Les paupières propres, je laisse tomber mes vêtements dans la panière, et me glisse sous la douche. Chaude ! Battante ! Divinement agréable !
Lorsque je coupe l’eau, la voix de Maman crie depuis le rez-de –chaussée.
— Hélène ! Tu vas être en retard ! Bonne journée !
En retard ? Rien à foutre. Je me savonne, pour enlever toute sensation de crasse en provenance des deux types, je sens les premières repousses de mon épilation sous mes doigts, mais ça attendra.
Je repasse sous l’eau chaude cinq bonnes minutes. Si je ne prolonge pas davantage, c’est parce que je suis pressée de retrouver Fantou, de me sécher les cheveux et de me peigner.
Une fois coiffée, me sachant seule dans la maison, je traverse le couloir en drap de bain, puis ouvre ma penderie. Ma mère est encore en retard sur la lessive. Il me reste un ensemble de sous-vêtements en coton dépareillés vert pour le bas, bleu pour le haut. Il faut bien acheter aussi du discount quand la tirelire est à sec. J’étale mes vêtements sur mon lit pour chercher ce qui siérait mieux à une impératrice. Cela me fait drôle de songer ainsi, mais la vie d’étudiante n’a plus aucune signification pour moi.

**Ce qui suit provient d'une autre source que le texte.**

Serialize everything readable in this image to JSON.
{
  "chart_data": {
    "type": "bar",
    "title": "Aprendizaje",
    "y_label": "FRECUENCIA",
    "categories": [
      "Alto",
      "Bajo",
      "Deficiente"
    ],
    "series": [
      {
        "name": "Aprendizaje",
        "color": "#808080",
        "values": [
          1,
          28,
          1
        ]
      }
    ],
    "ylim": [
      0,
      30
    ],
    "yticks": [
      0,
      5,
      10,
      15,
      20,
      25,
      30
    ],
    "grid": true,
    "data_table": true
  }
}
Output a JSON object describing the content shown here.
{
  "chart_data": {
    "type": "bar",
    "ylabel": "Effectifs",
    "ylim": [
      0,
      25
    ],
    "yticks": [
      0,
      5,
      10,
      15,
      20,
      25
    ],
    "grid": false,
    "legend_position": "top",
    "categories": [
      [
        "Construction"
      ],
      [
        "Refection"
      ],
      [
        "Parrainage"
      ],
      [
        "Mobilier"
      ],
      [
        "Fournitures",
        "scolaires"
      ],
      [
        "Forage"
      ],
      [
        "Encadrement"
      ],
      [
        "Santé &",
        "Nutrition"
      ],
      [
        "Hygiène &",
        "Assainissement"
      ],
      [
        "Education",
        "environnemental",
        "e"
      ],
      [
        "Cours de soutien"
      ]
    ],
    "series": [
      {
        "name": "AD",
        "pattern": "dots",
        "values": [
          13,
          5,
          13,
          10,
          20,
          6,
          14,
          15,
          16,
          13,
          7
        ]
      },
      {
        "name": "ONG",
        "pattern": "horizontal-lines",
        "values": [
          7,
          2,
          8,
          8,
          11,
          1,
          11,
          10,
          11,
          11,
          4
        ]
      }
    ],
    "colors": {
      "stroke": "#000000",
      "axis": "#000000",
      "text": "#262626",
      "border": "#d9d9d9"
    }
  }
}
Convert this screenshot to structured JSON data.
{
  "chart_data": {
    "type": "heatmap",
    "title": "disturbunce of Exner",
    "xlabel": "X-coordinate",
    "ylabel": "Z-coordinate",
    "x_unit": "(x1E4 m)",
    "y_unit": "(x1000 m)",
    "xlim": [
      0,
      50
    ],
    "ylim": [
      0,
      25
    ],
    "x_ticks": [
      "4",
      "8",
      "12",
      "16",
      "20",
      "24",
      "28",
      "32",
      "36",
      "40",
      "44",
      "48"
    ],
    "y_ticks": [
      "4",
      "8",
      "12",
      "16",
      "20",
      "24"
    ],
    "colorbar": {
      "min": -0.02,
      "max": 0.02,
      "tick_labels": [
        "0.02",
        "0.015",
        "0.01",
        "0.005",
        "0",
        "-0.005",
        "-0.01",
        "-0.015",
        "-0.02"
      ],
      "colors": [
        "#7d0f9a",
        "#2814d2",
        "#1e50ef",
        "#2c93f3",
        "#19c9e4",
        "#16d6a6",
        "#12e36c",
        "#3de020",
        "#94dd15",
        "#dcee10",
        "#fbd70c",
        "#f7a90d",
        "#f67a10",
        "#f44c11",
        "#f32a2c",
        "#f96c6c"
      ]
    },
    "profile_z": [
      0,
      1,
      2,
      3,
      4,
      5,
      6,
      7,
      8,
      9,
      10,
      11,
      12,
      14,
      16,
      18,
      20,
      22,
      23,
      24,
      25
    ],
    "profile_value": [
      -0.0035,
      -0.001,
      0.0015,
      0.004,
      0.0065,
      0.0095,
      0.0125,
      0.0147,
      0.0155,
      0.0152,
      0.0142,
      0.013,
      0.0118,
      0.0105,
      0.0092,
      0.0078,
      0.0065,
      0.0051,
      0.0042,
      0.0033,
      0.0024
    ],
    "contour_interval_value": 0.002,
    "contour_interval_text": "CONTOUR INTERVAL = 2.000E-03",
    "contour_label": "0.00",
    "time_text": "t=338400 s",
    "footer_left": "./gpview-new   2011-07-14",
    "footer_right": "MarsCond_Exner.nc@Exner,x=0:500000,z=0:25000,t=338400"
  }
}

Je choisis une belle robe noire dont le bustier met bien en valeur la poitrine, avec des manches longues mais laissant les épaules nues. Je supprime donc mon soutien-gorge. N’ayant pas de bas à me mettre, j’enfile un pantalon noir avant de réaliser qu’il casse la sensualité. Je serai donc jambes nues. Je conserve les rangers quand même, plus pratiques pour marcher dans la boue.
Je claque la porte de la maison, sac en bandoulière sur l’épaule, en réfléchissant à un endroit plus sympa que les toilettes pour me cacher. En même temps, je me demande si en changeant de lieu, je change de rêve. Ou bien est-ce un monde propre à moi au fond de ma tête ? Pourquoi le monde a-t-il cette allure ? Que révèle-t-il de moi ? Traduit-il un désir inconscient d’être une princesse, comme nombreuses petites filles qui ont grandi avec les dessins-animés ? Ma fantasmagorie n’a rien d’un Disney. Sans doute Sten est apparu en confrontation au râteau que m'a posé Geoffrey. Geoffrey était mon stéréotype d’idéal, et Sten m’a fait découvrir que mes fantasmes les plus profonds se tournent vers davantage de virilité.
Lorsque je parviens au lycée, la première heure de cours est déjà passée. Je grimpe directement au troisième étage. Les lycéens qui passent d’une classe à l’autre lorgnent sur mon décolleté. J’entre dans les toilettes désertes puis ouvre la cabine. Pas de téléphone. Je m’adosse au mur en soupirant, car je n’ai pas envie d’aller demander à la CPE si mon téléphone a été trouvé. Malheureusement, je n’ai pas le choix.
Retour au rez-de-chaussée. Je frappe à la porte. La conseillère, une femme en tailleur élégante aux longs cheveux châtains me salue :
— Bonjour Hélène. Nouvelle robe ?
— Oui… enfin une vieille, mais j’avais envie de changer.
— Qu’est-ce que je peux faire pour toi ?
— J’ai oublié mon téléphone dans les toilettes, hier.
— On ne m’a rien rapporté. Quelqu’un a déjà dû l’emporter. Mais, je suis étonnée, Monsieur Gaubert disait que personne ne t’avait vue de la journée.
— J’ai été malade et je suis rentrée chez moi. Mais du coup, j’ai oublié le téléphone dans les toilettes.
— À mon avis, quelqu’un l’a pris. Tu devrais le faire bloquer.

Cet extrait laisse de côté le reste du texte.